Global demographics are changing—the number of one-person households is increasing. In Canada, for instance, the number of Canadians living alone in 2016 was four million, up from 1.7 million in 1981. Out of Canada’s 14.1 million households, 28.2 percent of them belong to single people. Perhaps, herein lies the motivation for a move towards single-serve meals and convenient quantities for someone dining alone.
The increase in single-person households is thought to be due to the average age of marriage increasing, the increasing rate of divorce, surviving spouses, and staying single for longer. Furthermore, the more people are paid, the more likely they are to be able to live alone. The growth in living alone has also coincided with the rise in condominium construction. Statistics Canada said that 28 percent of people living alone resided in these types of accommodation, either owned or rented; this has increased from 7 percent in 1981.
How does this relate to supermarkets and restaurants?
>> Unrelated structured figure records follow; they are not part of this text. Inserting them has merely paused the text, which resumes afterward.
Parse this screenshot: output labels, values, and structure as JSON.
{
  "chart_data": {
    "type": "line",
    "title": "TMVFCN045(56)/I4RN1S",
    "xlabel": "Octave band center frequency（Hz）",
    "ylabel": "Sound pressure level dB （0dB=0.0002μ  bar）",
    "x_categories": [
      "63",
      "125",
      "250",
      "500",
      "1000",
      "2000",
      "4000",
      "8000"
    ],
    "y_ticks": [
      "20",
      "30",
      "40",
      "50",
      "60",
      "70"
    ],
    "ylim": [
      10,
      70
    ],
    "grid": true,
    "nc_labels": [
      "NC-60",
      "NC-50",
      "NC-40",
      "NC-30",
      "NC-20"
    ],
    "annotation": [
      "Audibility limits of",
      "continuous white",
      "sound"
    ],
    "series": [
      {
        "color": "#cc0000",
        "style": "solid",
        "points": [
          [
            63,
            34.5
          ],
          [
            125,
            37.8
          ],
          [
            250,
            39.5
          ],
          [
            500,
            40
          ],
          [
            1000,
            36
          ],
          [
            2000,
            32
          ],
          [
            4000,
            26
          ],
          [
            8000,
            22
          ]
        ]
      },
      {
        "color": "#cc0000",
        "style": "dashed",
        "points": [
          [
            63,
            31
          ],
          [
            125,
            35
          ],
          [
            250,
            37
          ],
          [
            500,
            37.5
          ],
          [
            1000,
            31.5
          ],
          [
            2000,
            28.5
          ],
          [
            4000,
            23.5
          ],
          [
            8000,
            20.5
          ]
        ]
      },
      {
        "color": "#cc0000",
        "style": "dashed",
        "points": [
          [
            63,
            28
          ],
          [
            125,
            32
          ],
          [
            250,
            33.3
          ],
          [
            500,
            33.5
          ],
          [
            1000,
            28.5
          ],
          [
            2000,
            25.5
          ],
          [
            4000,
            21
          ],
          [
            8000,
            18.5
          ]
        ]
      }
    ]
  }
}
Bella DePaulo, singles expert and author of Singled Out: How Singles are Stereotyped, Stigmatised and Ignore, and Still Live Happily Ever After, said, “Restaurants need to up their game when it comes to welcoming the solo diner.” Supermarkets have already been seeing a rise in the number of ready-made meals prepared, this sort of trend caters towards the busy individual who can afford to live alone and shop for convenience.
In order to keep up with demands, businesses will need to evaluate their customer base and cater specifically. Wastage is always a big thing for people eating alone. It is often hard to buy the perfect amount of food that lasts the ideal amount of time when dining alone. Supermarkets and restaurants will have to keep this in mind as the number of people eating/shopping alone increases.